The two brothers build a merchant banking empire separately that made them the wealthiest family in the Orient. In addition to bankers, the Sassoons produced poets, politicians, diplomats, art lovers and philanthropists; they build a dynasty from carefully thought investments and being lenders and chief treasurers to some of the Orients' rulers. But that is not where the family’s fortune is, the Sassoon family who was once dubbed the Rothschild’s of the East have started in Toledo Spain, six centuries ago as advisers to the royal courts and in the 19th century became bankers. Their financial powers enabled them to get involved in some of the world's most successful and prosperous enterprises, which also allowed them to play a major role on the world stage and in some cases in the political arenas; from participating in the founding of HSBC bank, the financing of the construction of the Suez Canal, to the financing of the rail system in India.

Elias Joseph Sassoon, born in Aleppo, who was one of Joseph Sassoon's great grandsons, inherited his family’s bank in Egypt in 1939; he also owned and operated one of the largest shipping companies in Greece at the time, he had leased his eight cargo ships to the British and allied forces during World War II to transport troops and goods for the allied forces. In 1951 Elias began liquidating his assets in Egypt once he realized the monarchy's days were numbered and invested his fortunes (which at the time were estimated to be in excess of £58 million) in British, American and Dutch oil, and mining companies.

At the time of his death in 2007 his fortune was placed in a will to be bequeathed in the form of a trust to his heirs. Today the family is expanding its investments in Europe and the United States by resurrecting their dynasty through various enterprises; in 1969 Elias Sassoon had joined his brother-in-law Maurice Cattaui, and formed the Cattaui Sassoon Group, a family corporate, project finance, and private equity family office in New York. The family's banks in the UK which were established by David Sassoon (the founder of the British Sassoon dynasty) in 1851 were eventually sold to UBS and his son Elias David Sassoon's bank established 1862 was sold in 1972 to Standard Chartered Bank. 

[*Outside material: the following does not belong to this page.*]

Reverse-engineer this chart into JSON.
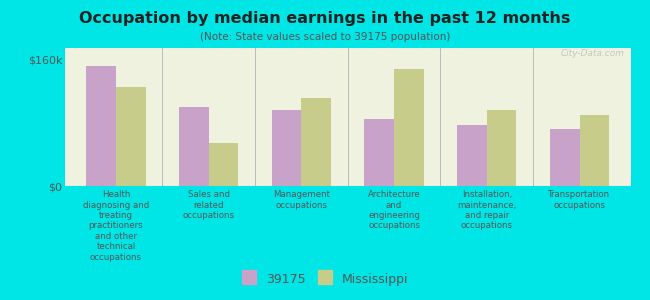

According to sources close to the family, they are making a comeback to the markets, particularly the Middle East; and  Africa. The family office which is ran by Edmond Sassoon is expected to be passed on to Elias Sassoon's grandson, David Edouard Sassoon. Who, according to people close to the family say he has large and ambitious growth, wanting to resurrect the family's glory days through a relaunch of the family's banking business that once was among the oldest in the world.  

This apatite for growth and ambitious growth in the emerging markets are shared by others in the family.  Roland Sassoon, Chairman of SASFIN Bank and diversified financial services group controlled by the Sassoon family, says: ''Africa is the new China, the economic growth and potential of Africa as a world financial center is going to be the European markets' savior in a very unpredictable financial climate''.